I have a counting exercise with some rows NA.
Here is a sample dataset that has cat and id variables.
df <- data.frame(cat=c("A","A","A","B","B","C","C","C","C"),
id = c(11,12,13,NA,NA,21,21,23,24))
> df
cat id
1 A 11
2 A 12
3 A 13
4 B NA
5 B NA
6 C 21
7 C 21
8 C 23
9 C 24
I would like to count the number of observations grouped by cat.

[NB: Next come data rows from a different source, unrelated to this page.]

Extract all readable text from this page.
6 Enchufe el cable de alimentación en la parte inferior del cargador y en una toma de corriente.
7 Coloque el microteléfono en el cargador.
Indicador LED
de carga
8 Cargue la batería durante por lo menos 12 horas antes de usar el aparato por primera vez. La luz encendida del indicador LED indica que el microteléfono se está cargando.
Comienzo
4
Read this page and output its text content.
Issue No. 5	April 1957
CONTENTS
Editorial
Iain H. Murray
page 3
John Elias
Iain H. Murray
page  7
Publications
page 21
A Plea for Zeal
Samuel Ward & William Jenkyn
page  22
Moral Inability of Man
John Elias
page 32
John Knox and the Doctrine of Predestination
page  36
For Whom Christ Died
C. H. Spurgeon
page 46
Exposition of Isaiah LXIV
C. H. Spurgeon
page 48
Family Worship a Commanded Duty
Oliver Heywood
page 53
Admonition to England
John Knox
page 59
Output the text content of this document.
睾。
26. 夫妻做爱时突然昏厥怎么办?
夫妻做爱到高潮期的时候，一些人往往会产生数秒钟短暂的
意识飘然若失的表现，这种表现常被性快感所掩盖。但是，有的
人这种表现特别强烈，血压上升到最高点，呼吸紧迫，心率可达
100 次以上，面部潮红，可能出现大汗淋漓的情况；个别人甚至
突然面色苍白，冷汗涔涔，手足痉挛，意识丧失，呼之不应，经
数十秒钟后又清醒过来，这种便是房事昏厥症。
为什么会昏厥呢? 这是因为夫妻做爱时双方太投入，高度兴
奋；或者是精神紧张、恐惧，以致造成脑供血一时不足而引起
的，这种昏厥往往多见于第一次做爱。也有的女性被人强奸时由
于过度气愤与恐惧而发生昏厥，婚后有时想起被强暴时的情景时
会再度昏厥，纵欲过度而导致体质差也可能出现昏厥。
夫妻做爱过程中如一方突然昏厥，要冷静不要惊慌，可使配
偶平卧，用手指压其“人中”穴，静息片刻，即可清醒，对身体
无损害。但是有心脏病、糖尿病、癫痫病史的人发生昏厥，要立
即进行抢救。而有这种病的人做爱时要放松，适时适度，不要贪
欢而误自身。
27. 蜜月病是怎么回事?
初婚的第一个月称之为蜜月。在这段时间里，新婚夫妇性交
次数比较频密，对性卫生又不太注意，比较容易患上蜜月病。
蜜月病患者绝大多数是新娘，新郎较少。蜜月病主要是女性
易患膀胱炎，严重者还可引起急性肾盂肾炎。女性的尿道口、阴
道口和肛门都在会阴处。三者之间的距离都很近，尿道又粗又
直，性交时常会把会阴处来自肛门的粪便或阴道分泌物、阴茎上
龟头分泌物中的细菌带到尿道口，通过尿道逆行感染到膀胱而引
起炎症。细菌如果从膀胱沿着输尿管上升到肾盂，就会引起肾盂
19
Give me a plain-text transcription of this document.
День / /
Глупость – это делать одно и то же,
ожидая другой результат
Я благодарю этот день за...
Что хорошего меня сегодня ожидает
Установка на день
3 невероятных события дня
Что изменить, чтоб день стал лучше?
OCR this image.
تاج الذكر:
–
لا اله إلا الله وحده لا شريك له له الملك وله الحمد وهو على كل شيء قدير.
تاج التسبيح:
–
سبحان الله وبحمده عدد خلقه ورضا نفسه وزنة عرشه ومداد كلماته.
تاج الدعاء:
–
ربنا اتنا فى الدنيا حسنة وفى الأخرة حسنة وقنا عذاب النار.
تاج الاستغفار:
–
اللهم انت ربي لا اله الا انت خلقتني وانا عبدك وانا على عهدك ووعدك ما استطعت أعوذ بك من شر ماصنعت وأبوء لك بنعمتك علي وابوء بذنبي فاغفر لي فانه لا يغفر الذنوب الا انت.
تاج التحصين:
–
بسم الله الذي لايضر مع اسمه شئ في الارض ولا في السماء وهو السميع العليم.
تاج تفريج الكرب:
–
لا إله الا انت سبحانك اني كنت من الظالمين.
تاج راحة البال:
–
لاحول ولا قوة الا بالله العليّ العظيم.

I tried this but it also counted the NAs for the category B.
df.1 <- df %>%
group_by(cat) %>%
dplyr::summarise(freq=n())
> df.1
# A tibble: 3 x 2
cat freq
<fct> <int>
1 A 3
2 B 2
3 C 4
How can I not count NAs and simply assign NA in that cell as below?
> df.1
# A tibble: 3 x 2
cat freq
<fct> <int>
1 A 3
2 B NA
3 C 4
CodePudding user response:
Use sum on a logical vector (!is.na(id) or complete.cases(id)) and replace the 0 counts to NA with na_if
library(dplyr)
df %>%
group_by(cat) %>%
summarise(freq = na_if(sum(!is.na(id)), 0))
-output
# A tibble: 3 × 2
cat freq
<chr> <int>
1 A 3
2 B NA
3 C 4
CodePudding user response:
Here is an alternative approach using an ifelse statement:
library(dplyr)
df %>%
group_by(cat) %>%
mutate(freq = ifelse(!is.na(id), row_number(), NA)) %>%
summarise(freq=max(freq))
cat freq
<chr> <int>
1 A 3
2 B NA
3 C 4